Expectation number of cycles in a Erdős–Rényi random directed graph $G(n,p)$
Solution 1:
Let $X$ be the total number of cycles, $X_k$ the number of cycles of length $k$ in $G$, and $Y_k$ the number of cycles of length $k$ in a random graph of size $k$.
Note that:
- ${\sf E}[X] = \sum_{k=2}^n {\sf E}[X_k]$.
- ${\sf E}[X_k] = {n \choose k} {\sf E}[Y_k]$.
- ${\sf E}[Y_k] = (k!/k)p^k = (k-1)!p^k$.
The last one is because a cycle of length $k$ is a permutation of numbers from $1$ to $k$ but the first vertex does not matter (a cycle does not have a first vertex).

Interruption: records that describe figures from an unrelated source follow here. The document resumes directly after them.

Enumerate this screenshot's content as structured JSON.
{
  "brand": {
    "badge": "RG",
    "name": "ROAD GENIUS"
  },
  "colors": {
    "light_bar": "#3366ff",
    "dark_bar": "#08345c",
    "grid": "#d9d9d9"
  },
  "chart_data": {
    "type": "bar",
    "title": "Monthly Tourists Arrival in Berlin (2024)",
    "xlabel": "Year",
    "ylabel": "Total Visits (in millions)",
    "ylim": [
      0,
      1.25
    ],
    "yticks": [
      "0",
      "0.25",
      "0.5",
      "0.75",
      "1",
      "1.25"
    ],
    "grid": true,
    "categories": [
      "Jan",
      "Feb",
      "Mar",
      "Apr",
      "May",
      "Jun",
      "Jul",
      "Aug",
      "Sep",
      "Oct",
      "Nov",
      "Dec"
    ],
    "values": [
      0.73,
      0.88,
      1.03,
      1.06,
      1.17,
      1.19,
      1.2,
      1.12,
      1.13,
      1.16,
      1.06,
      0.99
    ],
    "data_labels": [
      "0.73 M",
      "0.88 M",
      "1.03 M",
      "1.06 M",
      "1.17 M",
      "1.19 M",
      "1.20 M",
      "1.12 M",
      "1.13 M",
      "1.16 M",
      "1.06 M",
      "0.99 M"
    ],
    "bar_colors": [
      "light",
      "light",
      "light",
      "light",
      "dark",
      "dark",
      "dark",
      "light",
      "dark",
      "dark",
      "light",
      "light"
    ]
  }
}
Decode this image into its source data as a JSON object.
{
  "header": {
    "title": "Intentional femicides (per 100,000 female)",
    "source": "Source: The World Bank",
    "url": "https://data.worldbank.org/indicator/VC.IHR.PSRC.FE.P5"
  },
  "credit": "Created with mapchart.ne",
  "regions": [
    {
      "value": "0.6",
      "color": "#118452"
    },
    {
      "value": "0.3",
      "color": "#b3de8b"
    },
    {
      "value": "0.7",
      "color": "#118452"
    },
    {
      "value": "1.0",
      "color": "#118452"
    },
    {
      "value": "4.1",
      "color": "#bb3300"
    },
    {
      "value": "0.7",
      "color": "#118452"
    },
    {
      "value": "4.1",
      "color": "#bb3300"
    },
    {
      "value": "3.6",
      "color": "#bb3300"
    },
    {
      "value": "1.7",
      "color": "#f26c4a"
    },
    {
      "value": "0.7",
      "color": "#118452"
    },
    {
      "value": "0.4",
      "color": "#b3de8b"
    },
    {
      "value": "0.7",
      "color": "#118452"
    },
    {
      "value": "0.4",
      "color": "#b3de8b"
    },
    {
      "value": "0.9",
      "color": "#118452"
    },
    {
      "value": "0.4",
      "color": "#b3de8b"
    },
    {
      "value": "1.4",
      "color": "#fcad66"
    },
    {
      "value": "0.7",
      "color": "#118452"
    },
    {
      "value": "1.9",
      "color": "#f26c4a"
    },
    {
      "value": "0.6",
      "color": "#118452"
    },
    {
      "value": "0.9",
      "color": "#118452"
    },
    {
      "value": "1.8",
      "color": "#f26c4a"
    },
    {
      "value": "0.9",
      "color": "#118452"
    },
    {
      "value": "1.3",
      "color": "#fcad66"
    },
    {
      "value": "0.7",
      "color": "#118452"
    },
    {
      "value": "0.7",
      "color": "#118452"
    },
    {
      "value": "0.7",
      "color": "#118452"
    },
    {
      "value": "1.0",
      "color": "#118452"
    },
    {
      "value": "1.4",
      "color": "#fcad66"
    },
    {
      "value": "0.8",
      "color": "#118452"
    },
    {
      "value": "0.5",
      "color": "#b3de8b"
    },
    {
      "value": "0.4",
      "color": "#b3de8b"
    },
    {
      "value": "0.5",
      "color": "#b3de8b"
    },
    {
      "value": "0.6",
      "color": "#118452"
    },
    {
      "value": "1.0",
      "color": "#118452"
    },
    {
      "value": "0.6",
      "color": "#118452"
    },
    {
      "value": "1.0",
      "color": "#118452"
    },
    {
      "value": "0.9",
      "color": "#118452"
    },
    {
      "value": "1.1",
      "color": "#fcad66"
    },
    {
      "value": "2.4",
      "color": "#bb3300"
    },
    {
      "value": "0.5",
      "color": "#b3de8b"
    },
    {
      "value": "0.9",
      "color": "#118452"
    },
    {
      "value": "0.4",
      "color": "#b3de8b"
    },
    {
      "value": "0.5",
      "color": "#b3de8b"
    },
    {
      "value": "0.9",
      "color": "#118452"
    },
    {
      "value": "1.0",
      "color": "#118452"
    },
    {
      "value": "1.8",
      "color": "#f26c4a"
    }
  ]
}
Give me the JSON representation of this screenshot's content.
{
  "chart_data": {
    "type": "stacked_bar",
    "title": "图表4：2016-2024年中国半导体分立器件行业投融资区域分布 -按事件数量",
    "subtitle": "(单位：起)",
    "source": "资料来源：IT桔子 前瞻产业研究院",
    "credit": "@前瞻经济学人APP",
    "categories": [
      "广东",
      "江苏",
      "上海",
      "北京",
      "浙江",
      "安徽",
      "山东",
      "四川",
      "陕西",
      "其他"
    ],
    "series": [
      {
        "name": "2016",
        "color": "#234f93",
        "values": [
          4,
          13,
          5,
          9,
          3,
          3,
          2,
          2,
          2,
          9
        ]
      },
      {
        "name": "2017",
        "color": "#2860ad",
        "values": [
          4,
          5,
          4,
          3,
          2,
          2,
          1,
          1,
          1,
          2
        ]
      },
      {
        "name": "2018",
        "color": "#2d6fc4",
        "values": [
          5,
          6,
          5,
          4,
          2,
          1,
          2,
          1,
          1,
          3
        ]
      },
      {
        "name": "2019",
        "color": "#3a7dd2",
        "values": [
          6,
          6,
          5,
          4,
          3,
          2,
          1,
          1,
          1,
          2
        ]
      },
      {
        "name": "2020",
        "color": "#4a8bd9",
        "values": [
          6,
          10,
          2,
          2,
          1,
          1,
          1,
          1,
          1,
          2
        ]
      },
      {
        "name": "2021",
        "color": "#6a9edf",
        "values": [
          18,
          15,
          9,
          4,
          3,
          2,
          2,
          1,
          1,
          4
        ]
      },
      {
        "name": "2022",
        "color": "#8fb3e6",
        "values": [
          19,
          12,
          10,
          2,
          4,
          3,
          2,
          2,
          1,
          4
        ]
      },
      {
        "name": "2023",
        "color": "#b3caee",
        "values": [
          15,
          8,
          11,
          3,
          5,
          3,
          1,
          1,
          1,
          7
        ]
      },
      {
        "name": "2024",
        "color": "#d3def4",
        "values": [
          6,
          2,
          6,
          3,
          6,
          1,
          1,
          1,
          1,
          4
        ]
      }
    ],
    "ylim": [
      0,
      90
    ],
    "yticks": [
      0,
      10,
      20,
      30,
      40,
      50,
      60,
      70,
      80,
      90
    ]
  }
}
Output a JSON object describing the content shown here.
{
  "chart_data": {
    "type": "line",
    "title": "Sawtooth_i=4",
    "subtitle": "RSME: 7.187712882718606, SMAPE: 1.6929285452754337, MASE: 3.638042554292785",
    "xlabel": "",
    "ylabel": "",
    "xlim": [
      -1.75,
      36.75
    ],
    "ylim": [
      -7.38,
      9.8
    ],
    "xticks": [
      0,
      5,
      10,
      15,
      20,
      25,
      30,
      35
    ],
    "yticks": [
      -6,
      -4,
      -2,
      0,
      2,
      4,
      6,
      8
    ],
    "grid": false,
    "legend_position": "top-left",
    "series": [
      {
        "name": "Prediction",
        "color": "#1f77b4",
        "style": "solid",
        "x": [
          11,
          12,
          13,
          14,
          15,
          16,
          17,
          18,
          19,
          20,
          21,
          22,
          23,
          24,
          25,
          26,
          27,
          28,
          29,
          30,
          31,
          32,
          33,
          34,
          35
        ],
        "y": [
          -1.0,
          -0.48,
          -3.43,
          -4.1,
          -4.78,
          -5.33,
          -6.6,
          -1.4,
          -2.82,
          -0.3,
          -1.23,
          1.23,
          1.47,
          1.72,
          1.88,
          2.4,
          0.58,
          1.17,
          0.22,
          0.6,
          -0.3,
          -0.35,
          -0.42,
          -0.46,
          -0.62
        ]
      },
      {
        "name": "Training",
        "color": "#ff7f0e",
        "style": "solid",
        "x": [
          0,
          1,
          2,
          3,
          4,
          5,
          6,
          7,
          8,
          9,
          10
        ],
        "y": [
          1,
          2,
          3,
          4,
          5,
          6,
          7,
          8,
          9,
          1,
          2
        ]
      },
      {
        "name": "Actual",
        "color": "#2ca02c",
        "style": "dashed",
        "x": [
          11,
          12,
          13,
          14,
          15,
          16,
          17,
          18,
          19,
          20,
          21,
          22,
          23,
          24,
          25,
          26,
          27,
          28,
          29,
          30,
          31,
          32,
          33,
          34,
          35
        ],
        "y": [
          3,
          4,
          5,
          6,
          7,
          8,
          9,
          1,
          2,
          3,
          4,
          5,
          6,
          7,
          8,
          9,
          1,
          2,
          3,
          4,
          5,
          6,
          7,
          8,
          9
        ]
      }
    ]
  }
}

The probability of each edge being present is $p$, so the probability of $k$ edges being present is $p^k$.
We have:
\begin{align*} {\sf E}[X] &= \sum_{k=2}^n E[X_k] \\ &= \sum_{k=2}^n {n \choose k} E[Y_k] \\ &= \sum_{k=2}^n {n \choose k} (k-1)! p^k \\ &= \sum_{k=2}^n \frac{n!}{k!(n-k)!} (k-1)! p^k \\ &= \sum_{k=2}^n \frac{n!}{(n-k)!k} p^k \\ &= \sum_{k=2}^n \frac{n\ldots (n-k+1)}{k} p^k \\ \end{align*}
For a simple lower bound we can drop the first half of the sum: \begin{align*} &\geq \sum_{k=n/2}^{n} \frac{n\ldots (n-k+1)}{k} p^k \\ &\geq \sum_{k=n/2}^{n} \frac{(n/2)^{k}}{n} p^k \\ &\geq \frac{1}{n}\sum_{k=n/2}^{n} (np/2)^{k} \\ &= \frac{(\frac{np}{2})^{n+1}-(\frac{np}{2})^{\frac{n}{2}}}{\frac{np}{2}-1} \end{align*}